Speaking at an investment forum on the sidelines of the Group of Seven meeting of finance officials from rich industrialized nations being held in Iqaluit this weekend, she added: “Food is expensive here and we have to supplement our nutrition with seal and caribou.”
People here say there’s a world of difference between the hunting that is part of the Inuit culture and the grisly commercial seal hunts that are the annual target of animal rights groups. A proposed European ban on seal products will not apply to products from the Inuit hunt, and a group of teenagers sneaking a cigarette behind Iqaluit’s blue-block high school defended the hunting.
“They don’t realize that we’re here because of those animals,” said Leetia Naulaq, who was outside without hat or gloves despite temperatures of around -15 degrees Celsius (0 degrees Fahrenheit). “We don’t waste any of it, we use every bit of it for something.
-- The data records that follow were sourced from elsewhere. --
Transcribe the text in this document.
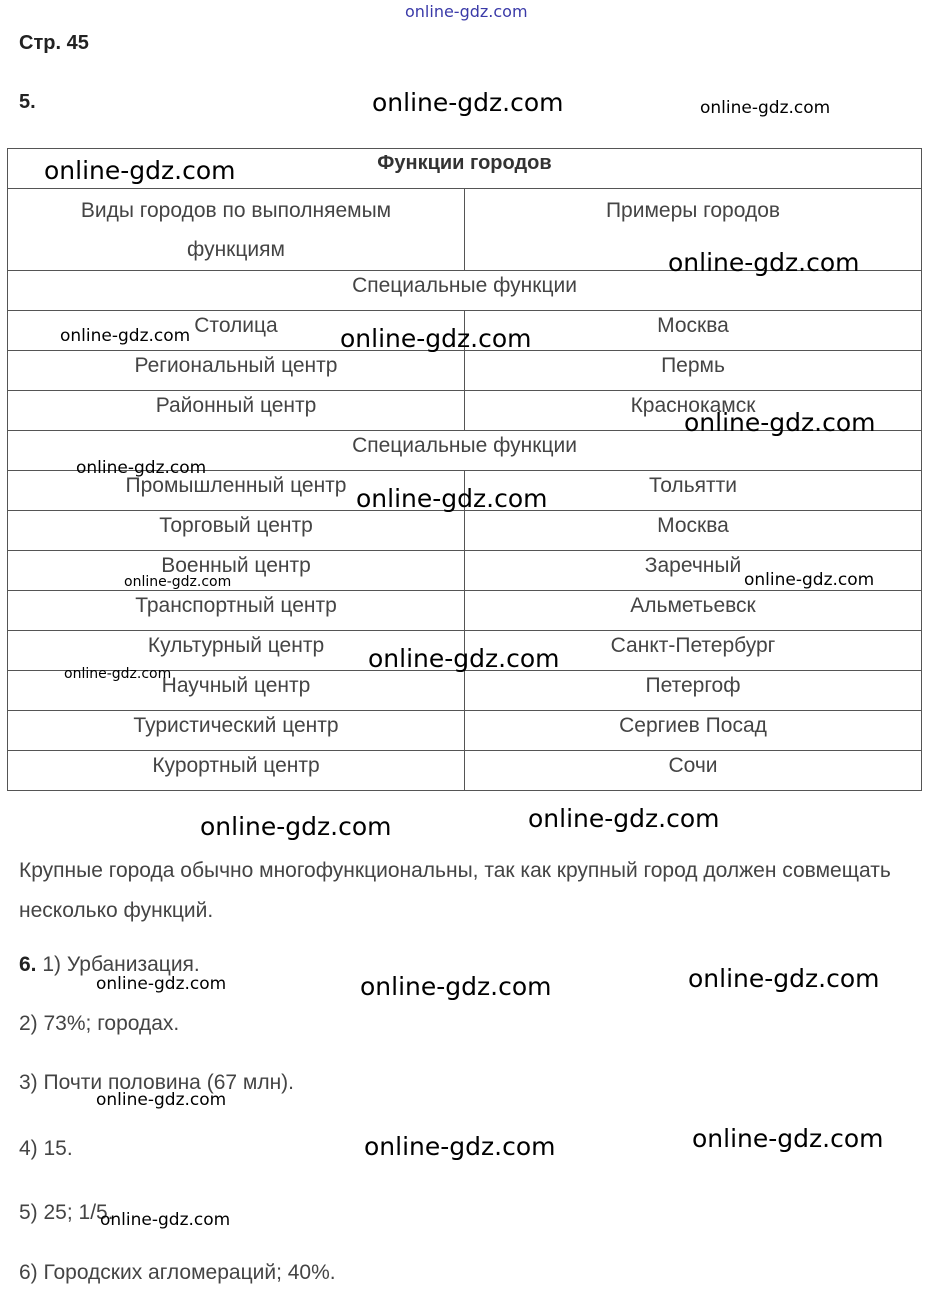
online-gdz.com
Стр. 45
5.
Функции городов	
Виды городов по выполняемым функциям	Примеры городов
Специальные функции	
Столица	Москва
Региональный центр	Пермь
Районный центр	Краснокамск
Специальные функции	
Промышленный центр	Тольятти
Торговый центр	Москва
Военный центр	Заречный
Транспортный центр	Альметьевск
Культурный центр	Санкт-Петербург
Научный центр	Петергоф
Туристический центр	Сергиев Посад
Курортный центр	Сочи
Крупные города обычно многофункциональны, так как крупный город должен совмещать несколько функций.
6. 1) Урбанизация.
2) 73%; городах.
3) Почти половина (67 млн).
4) 15.
5) 25; 1/5.
6) Городских агломераций; 40%.
online-gdz.com	online-gdz.com
online-gdz.com
online-gdz.com
online-gdz.com	online-gdz.com
online-gdz.com
online-gdz.com
online-gdz.com
online-gdz.com
online-gdz.com
online-gdz.com
online-gdz.com
online-gdz.com	online-gdz.com
online-gdz.com	online-gdz.com	online-gdz.com
online-gdz.com
online-gdz.com	online-gdz.com
online-gdz.com
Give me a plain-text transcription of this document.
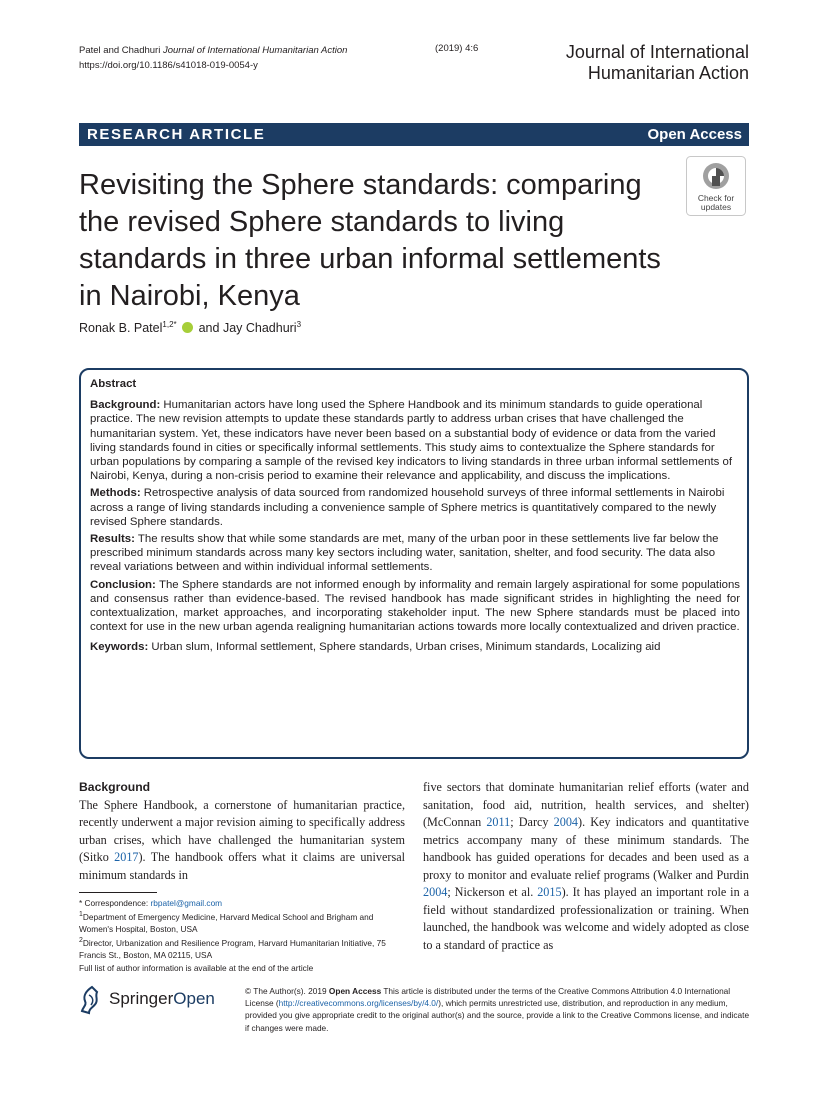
Patel and Chadhuri Journal of International Humanitarian Action
https://doi.org/10.1186/s41018-019-0054-y
(2019) 4:6	Journal of International
Humanitarian Action
RESEARCH ARTICLE	Open Access
Revisiting the Sphere standards: comparing the revised Sphere standards to living standards in three urban informal settlements in Nairobi, Kenya
Check for
updates
Ronak B. Patel$^{1,2*}$ and Jay Chadhuri$^3$
Abstract

Background: Humanitarian actors have long used the Sphere Handbook and its minimum standards to guide operational practice. The new revision attempts to update these standards partly to address urban crises that have challenged the humanitarian system. Yet, these indicators have never been based on a substantial body of evidence or data from the varied living standards found in cities or specifically informal settlements. This study aims to contextualize the Sphere standards for urban populations by comparing a sample of the revised key indicators to living standards in three urban informal settlements of Nairobi, Kenya, during a non-crisis period to examine their relevance and applicability, and discuss the implications.

Methods: Retrospective analysis of data sourced from randomized household surveys of three informal settlements in Nairobi across a range of living standards including a convenience sample of Sphere metrics is quantitatively compared to the newly revised Sphere standards.

Results: The results show that while some standards are met, many of the urban poor in these settlements live far below the prescribed minimum standards across many key sectors including water, sanitation, shelter, and food security. The data also reveal variations between and within individual informal settlements.

Conclusion: The Sphere standards are not informed enough by informality and remain largely aspirational for some populations and consensus rather than evidence-based. The revised handbook has made significant strides in highlighting the need for contextualization, market approaches, and incorporating stakeholder input. The new Sphere standards must be placed into context for use in the new urban agenda realigning humanitarian actions towards more locally contextualized and driven practice.

Keywords: Urban slum, Informal settlement, Sphere standards, Urban crises, Minimum standards, Localizing aid

Background
The Sphere Handbook, a cornerstone of humanitarian practice, recently underwent a major revision aiming to specifically address urban crises, which have challenged the humanitarian system (Sitko 2017). The handbook offers what it claims are universal minimum standards in
five sectors that dominate humanitarian relief efforts (water and sanitation, food aid, nutrition, health services, and shelter) (McConnan 2011; Darcy 2004). Key indicators and quantitative metrics accompany many of these minimum standards. The handbook has guided operations for decades and been used as a proxy to monitor and evaluate relief programs (Walker and Purdin 2004; Nickerson et al. 2015). It has played an important role in a field without standardized professionalization or training. When launched, the handbook was welcome and widely adopted as close to a standard of practice as

* Correspondence: rbpatel@gmail.com

$^1$Department of Emergency Medicine, Harvard Medical School and Brigham and Women's Hospital, Boston, USA

$^2$Director, Urbanization and Resilience Program, Harvard Humanitarian Initiative, 75 Francis St., Boston, MA 02115, USA

Full list of author information is available at the end of the article

SpringerOpen	© The Author(s). 2019 Open Access This article is distributed under the terms of the Creative Commons Attribution 4.0 International License (http://creativecommons.org/licenses/by/4.0/), which permits unrestricted use, distribution, and reproduction in any medium, provided you give appropriate credit to the original author(s) and the source, provide a link to the Creative Commons license, and indicate if changes were made.
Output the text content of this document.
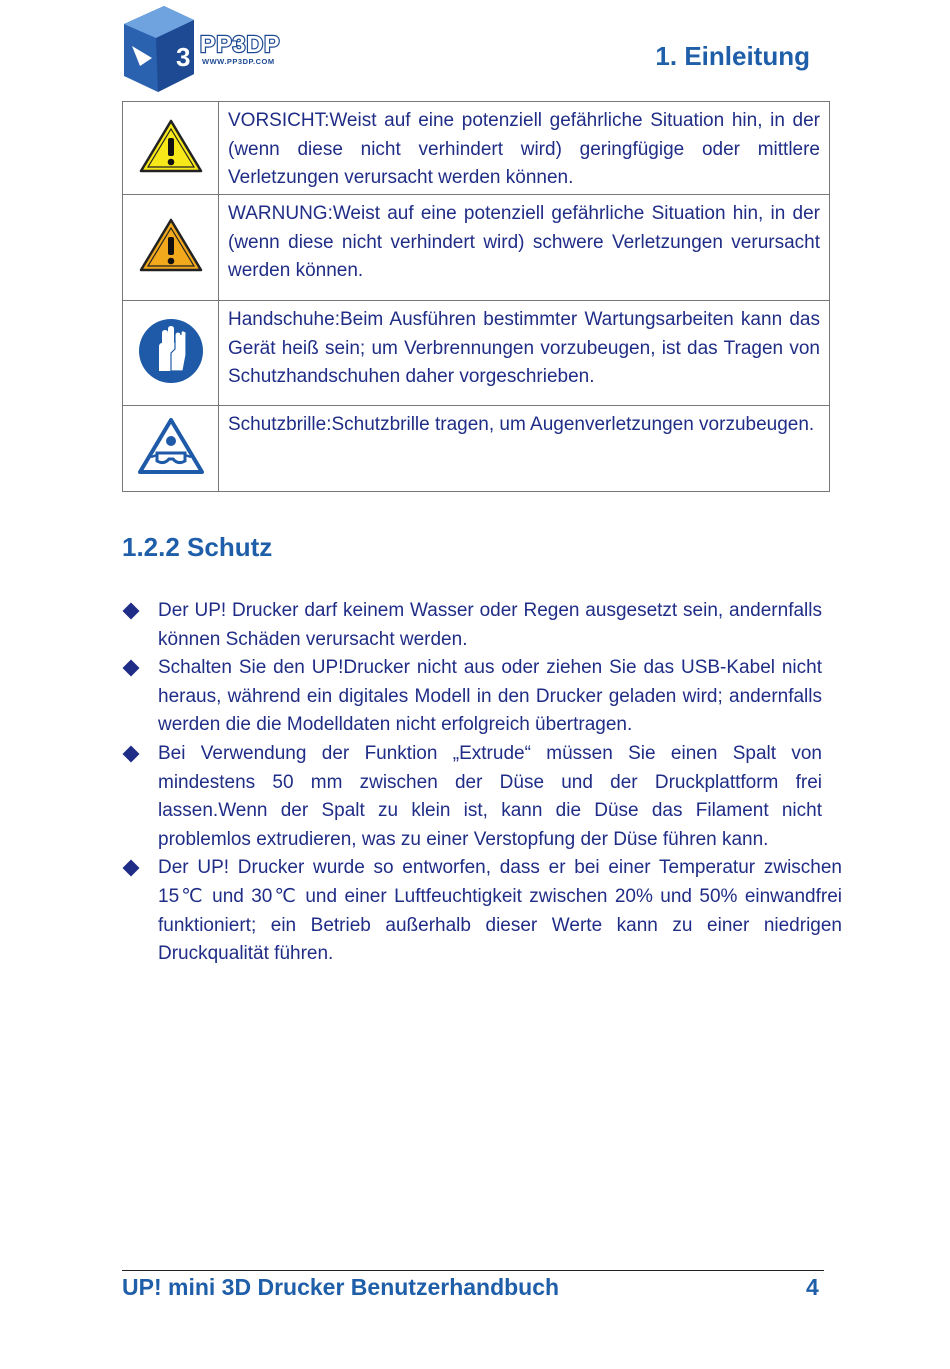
3 PP3DP
WWW.PP3DP.COM	1. Einleitung
	VORSICHT:Weist auf eine potenziell gefährliche Situation hin, in der (wenn diese nicht verhindert wird) geringfügige oder mittlere Verletzungen verursacht werden können.
	WARNUNG:Weist auf eine potenziell gefährliche Situation hin, in der (wenn diese nicht verhindert wird) schwere Verletzungen verursacht werden können.
	Handschuhe:Beim Ausführen bestimmter Wartungsarbeiten kann das Gerät heiß sein; um Verbrennungen vorzubeugen, ist das Tragen von Schutzhandschuhen daher vorgeschrieben.
	Schutzbrille:Schutzbrille tragen, um Augenverletzungen vorzubeugen.
1.2.2 Schutz
Der UP! Drucker darf keinem Wasser oder Regen ausgesetzt sein, andernfalls können Schäden verursacht werden.
Schalten Sie den UP!Drucker nicht aus oder ziehen Sie das USB-Kabel nicht heraus, während ein digitales Modell in den Drucker geladen wird; andernfalls werden die die Modelldaten nicht erfolgreich übertragen.
Bei Verwendung der Funktion „Extrude“ müssen Sie einen Spalt von mindestens 50 mm zwischen der Düse und der Druckplattform frei lassen.Wenn der Spalt zu klein ist, kann die Düse das Filament nicht problemlos extrudieren, was zu einer Verstopfung der Düse führen kann.
Der UP! Drucker wurde so entworfen, dass er bei einer Temperatur zwischen 15℃ und 30℃ und einer Luftfeuchtigkeit zwischen 20% und 50% einwandfrei funktioniert; ein Betrieb außerhalb dieser Werte kann zu einer niedrigen Druckqualität führen.
UP! mini 3D Drucker Benutzerhandbuch	4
It’s food, we use the sealskin... It’s our way of living.”
Seal products in evidence at the meeting range from the sealskin seats at the territorial legislature, where the G7 ministers will discuss key financial issues, to small sealskin ribbons -- shaped like the pink breast-cancer ribbons -- that form part of Iqaluit’s media kit.
There’s even an olive green button badge bearing the logo furisgreen.org, pointing to a website sponsored by the Fur Council of Canada.
“Like leather, suede and shearling, fur is a natural product, a true gift of nature,” it says, in a message that’s likely to fall on deaf ears in the environmental crowd.
There is, however, no truth to a rumor that seal meat will be on the menu at the two private meals the ministers will have during their short visit to the Arctic.
Friday’s dinner features Arctic char, an rich, salmon-like fish, and caribou, while lunch on Saturday features more caribou, served after a muskox minestrone.